We had iPads by that point. The year before, we’d bought new desktops. And the year before that, the folks from Dentech came out and upgraded our entire system, so that we could do everything electronically better than we could do it electronically before. In almost every respect, purchasing something for the improvement of the office was a rational choice based on a cost-benefit analysis, but when new technology made itself known, it was a mortal terror not to seize it at the first opportunity.
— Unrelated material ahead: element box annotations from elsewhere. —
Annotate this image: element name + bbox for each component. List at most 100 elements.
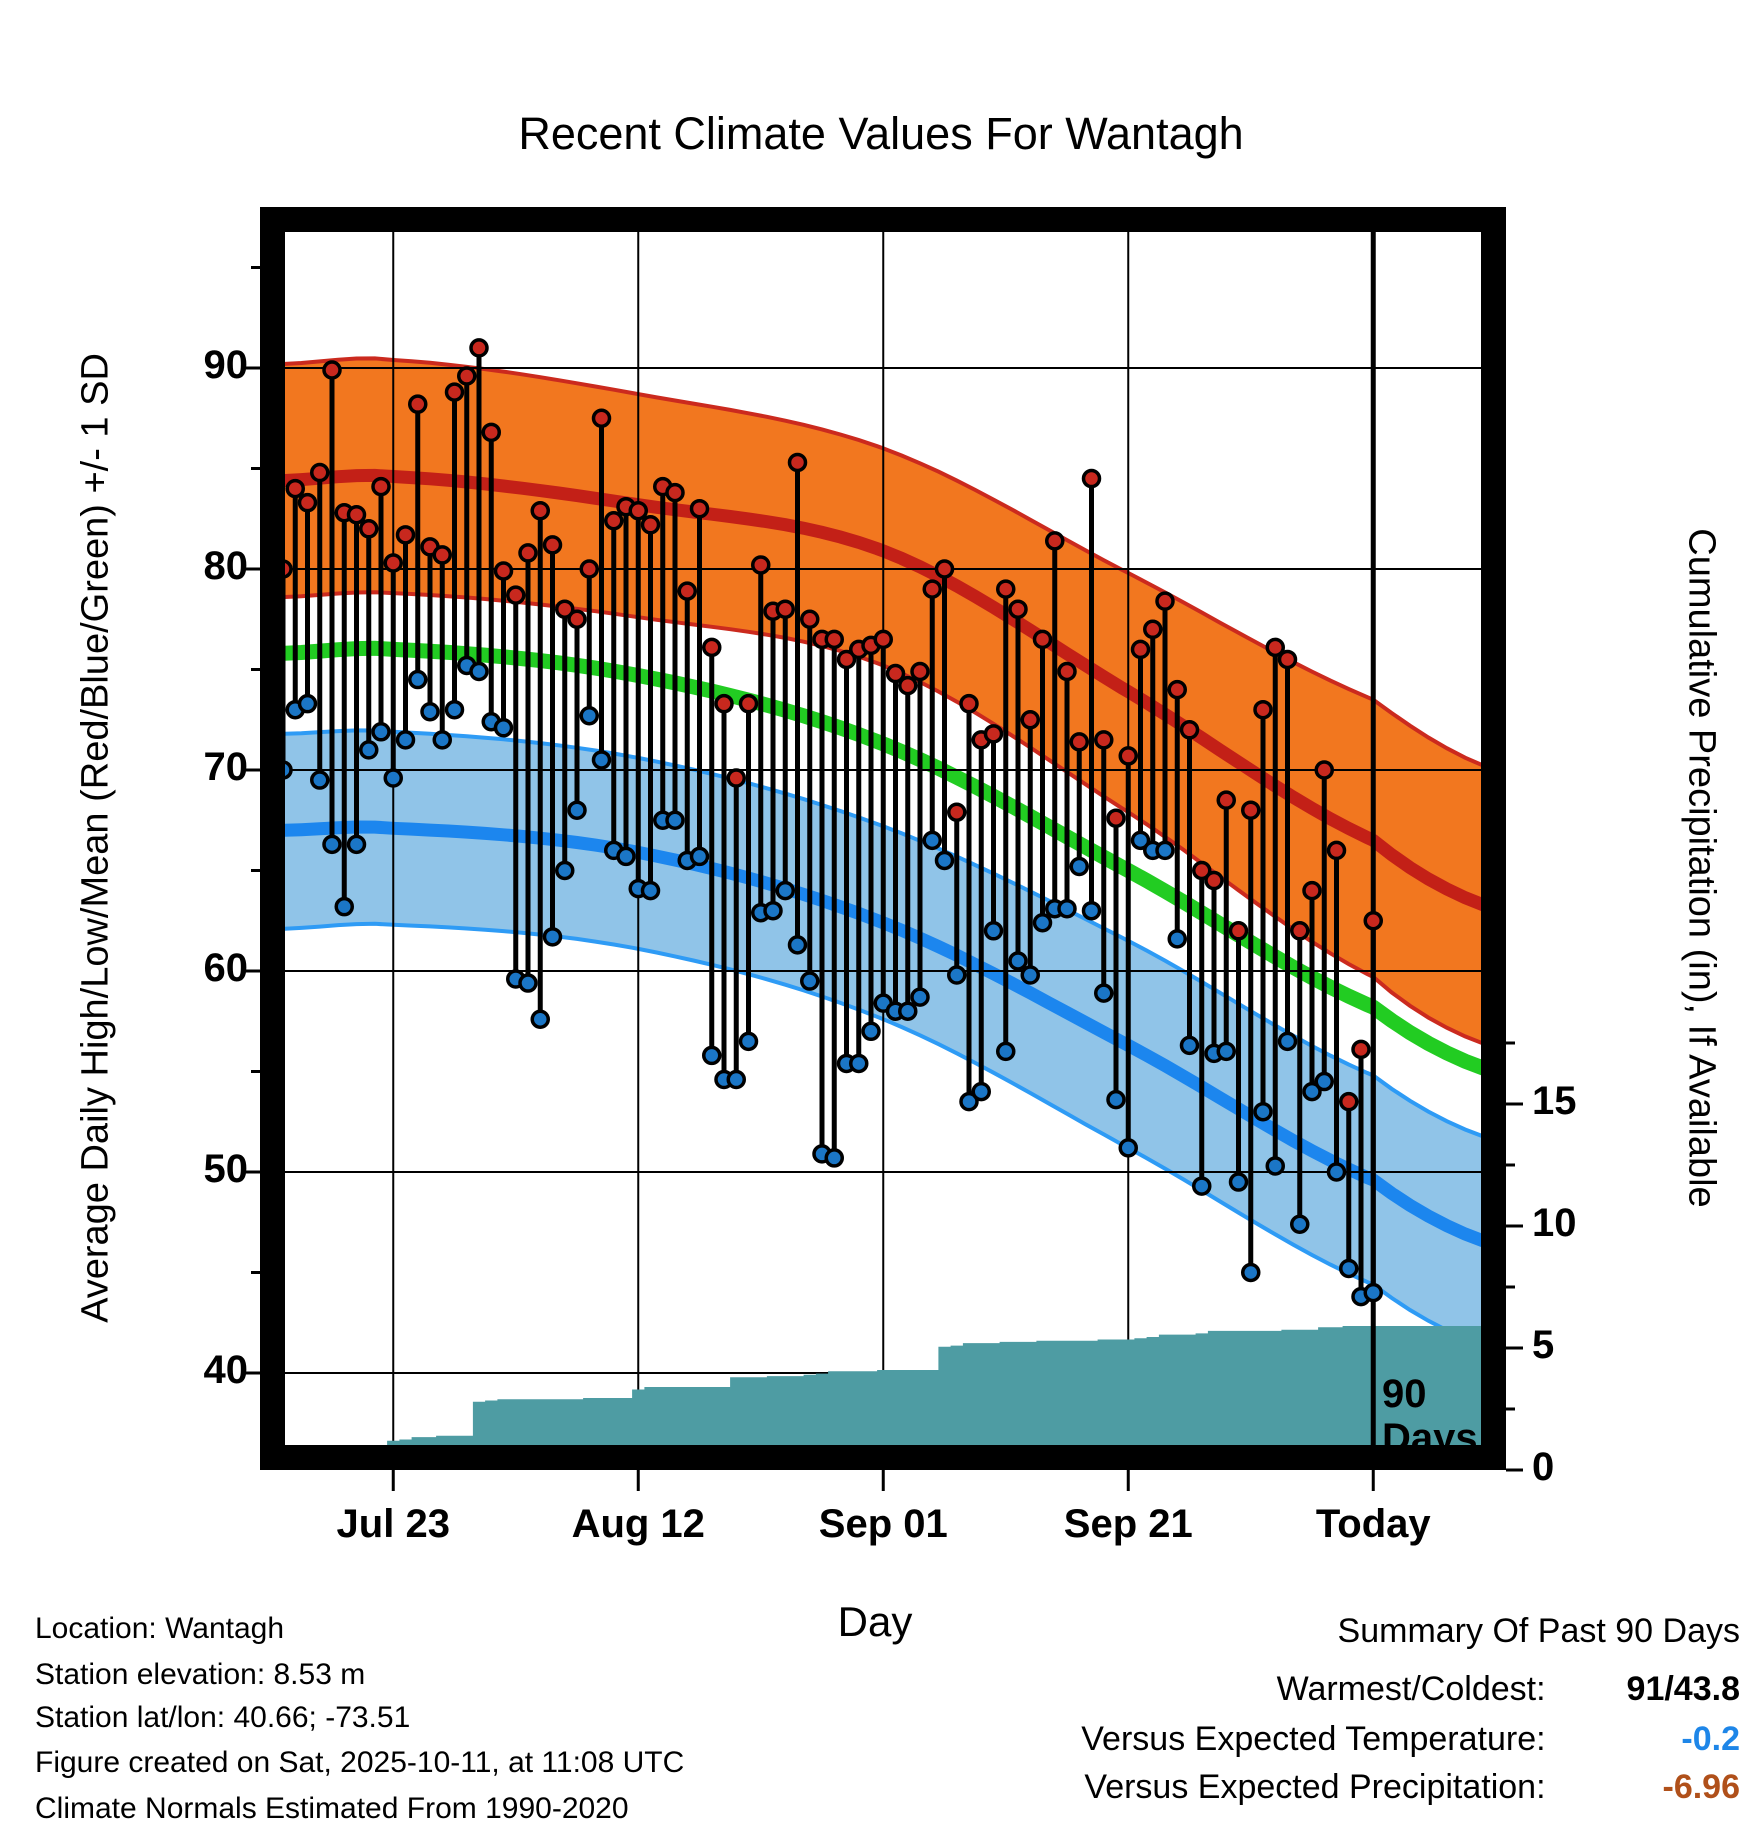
- right-axis-label: Cumulative Precipitation (in), If Availa…: [1680, 528, 1723, 1208]
- high-dot-day-75: [1192, 860, 1212, 881]
- daily-stems: [285, 338, 1383, 1307]
- high-dot-day-83: [1290, 921, 1310, 941]
- low-dot-day-14: [444, 699, 465, 720]
- x-tick-label-jul-23: Jul 23: [336, 1502, 450, 1546]
- footer-latlon: Station lat/lon: 40.66; -73.51: [35, 1701, 411, 1734]
- high-dot-day-84: [1302, 880, 1322, 901]
- low-dot-day-89: [1363, 1282, 1383, 1303]
- plot-area: [285, 232, 1481, 1445]
- low-dot-day-72: [1155, 840, 1175, 861]
- left-tick-label-70: 70: [203, 745, 249, 789]
- low-dot-day-47: [849, 1053, 869, 1074]
- cumulative-precip-area: [387, 1326, 1481, 1445]
- low-dot-day-83: [1290, 1214, 1310, 1235]
- low-dot-day-57: [971, 1081, 991, 1102]
- low-dot-day-38: [738, 1031, 759, 1052]
- low-dot-day-5: [334, 896, 354, 917]
- high-dot-day-33: [677, 581, 697, 601]
- high-dot-day-55: [947, 802, 967, 822]
- low-dot-day-80: [1253, 1101, 1273, 1122]
- low-dot-day-25: [579, 705, 599, 726]
- high-dot-day-20: [518, 543, 538, 563]
- high-dot-day-59: [996, 579, 1016, 599]
- high-dot-day-10: [395, 525, 416, 545]
- high-dot-day-71: [1143, 619, 1163, 640]
- high-dot-day-60: [1008, 599, 1028, 619]
- low-dot-day-6: [346, 834, 367, 855]
- high-dot-day-79: [1241, 800, 1261, 820]
- low-dot-day-53: [922, 830, 942, 851]
- x-tick-label-sep-21: Sep 21: [1063, 1502, 1193, 1546]
- low-dot-day-74: [1179, 1035, 1200, 1056]
- high-dot-day-35: [702, 637, 722, 658]
- left-tick-label-80: 80: [203, 544, 249, 588]
- footer-created: Figure created on Sat, 2025-10-11, at 11…: [35, 1746, 685, 1779]
- low-dot-day-87: [1339, 1258, 1359, 1279]
- x-tick-label-aug-12: Aug 12: [571, 1502, 705, 1546]
- high-dot-day-13: [432, 545, 452, 565]
- low-dot-day-78: [1228, 1172, 1249, 1192]
- low-dot-day-70: [1130, 830, 1151, 851]
- summary-vs-temp-value: -0.2: [1681, 1720, 1740, 1758]
- high-dot-day-81: [1265, 637, 1285, 658]
- high-dot-day-36: [714, 693, 734, 714]
- high-dot-day-6: [346, 504, 367, 525]
- low-dot-day-23: [555, 860, 575, 881]
- low-dot-day-21: [530, 1009, 550, 1029]
- low-dot-day-73: [1167, 929, 1187, 949]
- low-dot-day-52: [910, 987, 930, 1007]
- high-dot-day-34: [689, 498, 710, 519]
- high-dot-day-7: [359, 519, 379, 539]
- low-dot-day-16: [469, 661, 489, 682]
- low-dot-day-59: [996, 1041, 1016, 1062]
- low-dot-day-66: [1081, 900, 1102, 921]
- summary-vs-temp-label: Versus Expected Temperature:: [1081, 1720, 1546, 1758]
- low-dot-day-86: [1326, 1162, 1347, 1182]
- high-dot-day-1: [285, 478, 305, 499]
- low-dot-day-11: [408, 669, 428, 690]
- high-dot-day-2: [297, 492, 318, 513]
- high-dot-day-3: [310, 462, 330, 483]
- footer-normals: Climate Normals Estimated From 1990-2020: [35, 1792, 629, 1825]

“I just wanted to ask you,” she said as I stepped out into the hallway, “have you read your bio on here?”
“On what?”
“On this website of ours.”
I seized the iPad. “This is maddening,” I said. “They had all weekend to take this thing down. They haven’t even answered my email.”
“Did you read your bio?”
Again I wondered, Who could have done this? Had I been late with a patient? Curt with a temp? An idea struck me. “You know who this might be?”
“Who?”
“Anonymous.”
“Who’s Anonymous?”
I reminded her of the scumbag who had failed to pay for his bridgework and then left nasty reviews of me on Google.
“Wasn’t that, like, two years ago?” she said. “Would he really still be—”
“It’s unfair!” I said. “It really doesn’t take a lot to have a cave dweller.”
“Read your bio,” she said.
Dr. O’Rourke has been practicing dentistry for over ten years. A native of Maine, he is committed to the highest standard of treatment for his patients. His friendly, personable nature combined with his extensive background guarantees you a pleasant, relaxing, and stress-free visit.
I looked up at her. “Whoever did this has an intimate knowledge of me and this office,” I said.
“Have you gotten to the weird part?” she asked.
The bio ended with the weird part.
Come now therefore, and with thee shall I establish my covenant. For I shall make of thee a great nation. But thou must lead thy people away from these lords of war, and never make of them an enemy in my name. And if thou remember my covenant, thou shall not be consumed. But if thou makest of me a God, and worship me, and send for the psaltery and the tabret to prophesy of my intentions, and make war, then ye shall be consumed. For man knoweth me not.
“What the hell is this?” I said, searching her face. “Something from the Bible?”
“Sounds like it.”
“What’s this doing in my bio?”
She shrugged.
“Is there anything like this on your bio page?”
She shook her head.
“Betsy’s? Abby’s?”
“Only yours,” she said.
“I’m not a Christian,” I said. “I don’t want a quote from the Bible on my website. Who did this?”
She relieved me of the iPad. “Maybe you should talk to Betsy,” she said.
Mrs. Convoy came to and from work with a floppy-eared Ignatius — highlighted, of course — with her name, Elizabeth Anne Convoy, inlaid in faux-gold lettering on the green pleather cover. It had been in her possession nearly half a century, since the day of her First Communion. There was nothing that so perfectly embodied my ambivalence toward Mrs. Convoy. First, because she was an expert in goddamned everything, and her authority and its imperious tone were bestowed upon her by that archetype of all knowingness, the Bible. But later, in a casual moment, when she was out of sight, I’d catch a glimpse of that totem resting faithfully inside her open purse, and Mrs. Convoy, head ballbreaker, would reincarnate into Elizabeth Anne Convoy, a perfectly insignificant, irredeemably homely creature who, I could easily imagine, thought so little of herself that to find her name engraved on God’s book would move her to tears. Conjuring that awkward, insecure girl, I wanted to tell her that God loved her. I did not want Betsy Convoy, or anyone else for that matter, believing that down deep they were ugly, worthless, unwanted, inconsequential, and unlovable. If God served no other purpose, I thought, this alone justified Him. Thank God for God! I thought. What work He did, what love He extended, when mortal beings failed. The travails of lonely people, of the disfigured and the handicapped, need not seize the heart of the sympathetic observer with suicidal pity, because God loved them. Because of God, even the imperious ballbreakers, moralizing windbags, and meddling assholes may know love.